Persistent Systems Faces Investor Scrutiny
Persistent Systems shares saw a 4% decline, reaching a near six-week low on January 21. The IT firm reported a consolidated net profit of ₹439.45 crore for Q3 FY26, marking an 18 percent year-on-year increase. However, this figure represented a 7 percent quarter-on-quarter drop from ₹471.47 crore. Revenue from operations grew 23 percent YoY to ₹3,778.2 crore. CEO Sandeep Kalra highlighted the application of Agentic AI within operations and a focus on sustaining growth. The company also declared an interim dividend of ₹22 per share.

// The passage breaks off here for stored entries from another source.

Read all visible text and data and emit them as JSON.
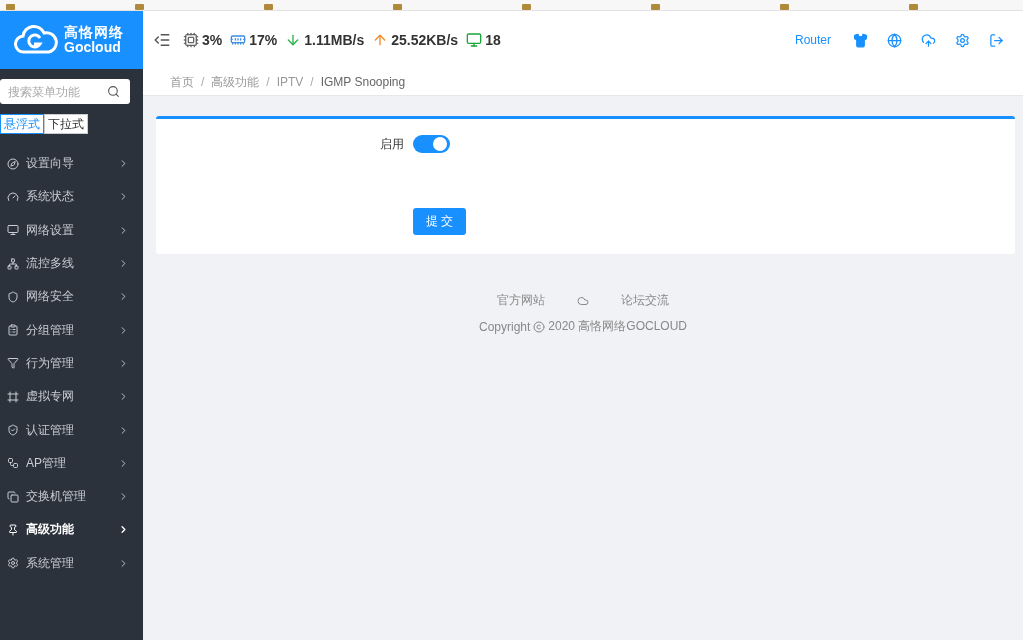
{
  "logo": {
    "name_cn": "高恪网络",
    "name_en": "Gocloud"
  },
  "header": {
    "stats": [
      {
        "kind": "cpu",
        "value": "3%"
      },
      {
        "kind": "memory",
        "value": "17%"
      },
      {
        "kind": "download",
        "value": "1.11MB/s"
      },
      {
        "kind": "upload",
        "value": "25.52KB/s"
      },
      {
        "kind": "clients",
        "value": "18"
      }
    ],
    "mode_label": "Router"
  },
  "sidebar": {
    "search": {
      "placeholder": "搜索菜单功能"
    },
    "layout_tabs": [
      {
        "label": "悬浮式",
        "selected": true
      },
      {
        "label": "下拉式",
        "selected": false
      }
    ],
    "items": [
      {
        "label": "设置向导",
        "selected": false
      },
      {
        "label": "系统状态",
        "selected": false
      },
      {
        "label": "网络设置",
        "selected": false
      },
      {
        "label": "流控多线",
        "selected": false
      },
      {
        "label": "网络安全",
        "selected": false
      },
      {
        "label": "分组管理",
        "selected": false
      },
      {
        "label": "行为管理",
        "selected": false
      },
      {
        "label": "虚拟专网",
        "selected": false
      },
      {
        "label": "认证管理",
        "selected": false
      },
      {
        "label": "AP管理",
        "selected": false
      },
      {
        "label": "交换机管理",
        "selected": false
      },
      {
        "label": "高级功能",
        "selected": true
      },
      {
        "label": "系统管理",
        "selected": false
      }
    ]
  },
  "breadcrumb": {
    "separator": "/",
    "items": [
      "首页",
      "高级功能",
      "IPTV",
      "IGMP Snooping"
    ]
  },
  "form": {
    "enable_label": "启用",
    "enabled": true,
    "submit": "提 交"
  },
  "footer": {
    "links": [
      "官方网站",
      "论坛交流"
    ],
    "copyright": "Copyright",
    "copyright_rest": "2020 高恪网络GOCLOUD"
  }
}
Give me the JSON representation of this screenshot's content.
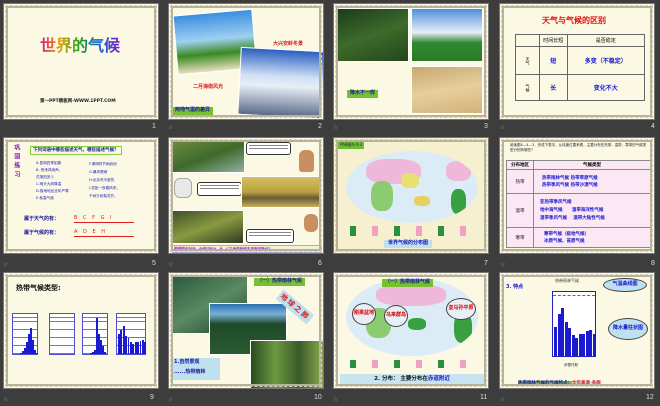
{
  "slide_numbers": [
    "1",
    "2",
    "3",
    "4",
    "5",
    "6",
    "7",
    "8",
    "9",
    "10",
    "11",
    "12"
  ],
  "s1": {
    "title": "世界的气候",
    "subtitle": "第一PPT模板网-WWW.1PPT.COM"
  },
  "s2": {
    "label_winter": "大兴安岭冬景",
    "label_hainan": "二月海南风光",
    "caption": "两地气温的差异"
  },
  "s3": {
    "caption": "降水不一样"
  },
  "s4": {
    "title": "天气与气候的区别",
    "headers": [
      "",
      "时间长短",
      "是否稳定"
    ],
    "rows": [
      [
        "天气",
        "短",
        "多变（不稳定）"
      ],
      [
        "气候",
        "长",
        "变化不大"
      ]
    ]
  },
  "s5": {
    "side": "巩固练习",
    "question": "下列词语中哪些描述天气，哪些描述气候？",
    "left": [
      "A.昆明四季如春",
      "B. 夜来风雨声，",
      "花落知多少",
      "C.明天大风降温",
      "D.极地地区全年严寒",
      "E.秋高气爽"
    ],
    "right": [
      "F.清明时节雨纷纷",
      "G.暴风骤雨",
      "H.北京冬冷夏热",
      "I.忽如一夜春风来，",
      "千树万树梨花开。"
    ],
    "weather_label": "属于天气的有：",
    "weather_answer": "B C F G I",
    "climate_label": "属于气候的有：",
    "climate_answer": "A D E H"
  },
  "s6": {
    "caption": "根据图中对话，分组讨论A、B、C三地的气候各自有何特点?"
  },
  "s7": {
    "tag": "P68图4-4-3",
    "caption": "世界气候的分布图"
  },
  "s8": {
    "intro": "阅读图4—4—3，完成下表中，从纬度位置来看，主要分布在热带、温带、寒带的气候类型分别有哪些？",
    "headers": [
      "分布地区",
      "气候类型"
    ],
    "rows": [
      {
        "zone": "热带",
        "types": [
          "热带雨林气候  热带草原气候",
          "热带季风气候  热带沙漠气候"
        ]
      },
      {
        "zone": "温带",
        "types": [
          "亚热带季风气候",
          "地中海气候      温带海洋性气候",
          "温带季风气候    温带大陆性气候"
        ]
      },
      {
        "zone": "寒带",
        "types": [
          "寒带气候（极地气候）",
          "冰原气候、苔原气候"
        ]
      }
    ]
  },
  "s9": {
    "title": "热带气候类型:"
  },
  "s10": {
    "tag": "（一）热带雨林气候",
    "rotated": "地球之肺",
    "line1": "1.自然景观",
    "line2": "......热带雨林"
  },
  "s11": {
    "tag": "（一）热带雨林气候",
    "clouds": [
      "刚果盆地",
      "马来群岛",
      "亚马孙平原"
    ],
    "bottom_prefix": "2. 分布：  主要分布在",
    "bottom_highlight": "赤道附近"
  },
  "s12": {
    "heading": "3. 特点",
    "chart_title": "热带雨林气候",
    "station": "伊基托斯",
    "cloud_temp": "气温曲线图",
    "cloud_prec": "降水量柱状图",
    "precip_mm": [
      270,
      390,
      450,
      315,
      265,
      200,
      165,
      210,
      205,
      235,
      240,
      210
    ],
    "bottom_prefix": "热带雨林气候的气候特点：",
    "bottom_highlight": "全年高温 多雨"
  }
}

Brokerage Views Diverge on Persistent Systems
Despite the stock's dip, several brokerages maintained an optimistic stance. JM Financial kept a 'Buy' rating, raising its target price to ₹7,600, citing the company's competitive edge in AI-led modernization and strong deal momentum. Choice Institutional Equities also increased its target to ₹7,000 with an 'Add' rating, emphasizing sustained execution and enhanced competitive positioning in enterprise AI. HSBC, however, held a 'Hold' rating at ₹6,560, acknowledging strong growth but suggesting market expectations might be fully priced into the valuation. Nomura maintained a 'Neutral' call with a ₹6,100 target, noting growth was in-line with estimates.

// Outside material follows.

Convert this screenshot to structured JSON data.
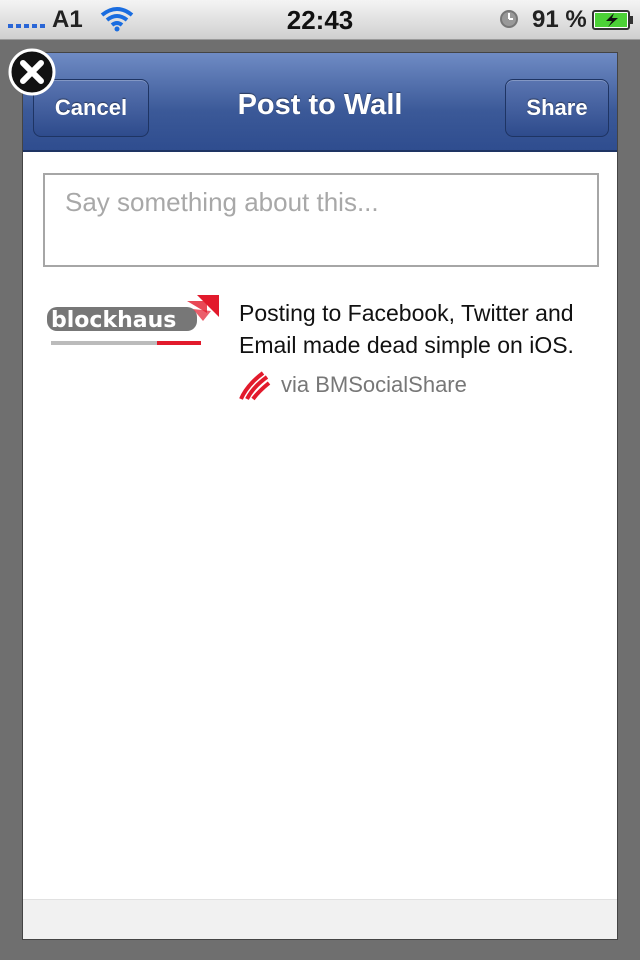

SRF Tumbles to Nine-Month Low
SRF shares experienced a more significant fall, dropping over 5 percent to ₹2,730.10, its lowest point in nine months. The chemical manufacturer reported a Q3 FY26 consolidated net profit of ₹432.66 crore, a robust 60 percent increase from the previous year. Yet, its revenue from operations grew only 6 percent year-on-year to ₹3,712.53 crore, falling short of market estimates.
Growth Constraints Cloud SRF's Outlook
Analysts expressed concerns regarding SRF's medium-term prospects. UBS noted that elevated refrigerant prices, persistent Chinese pricing pressure, and ongoing weakness in the agri-chem segment could constrain growth. The brokerage also pointed out that management has abandoned its prior target of 20 percent specialty-chem growth. This combination of revenue misses and analyst caution weighed heavily on the stock.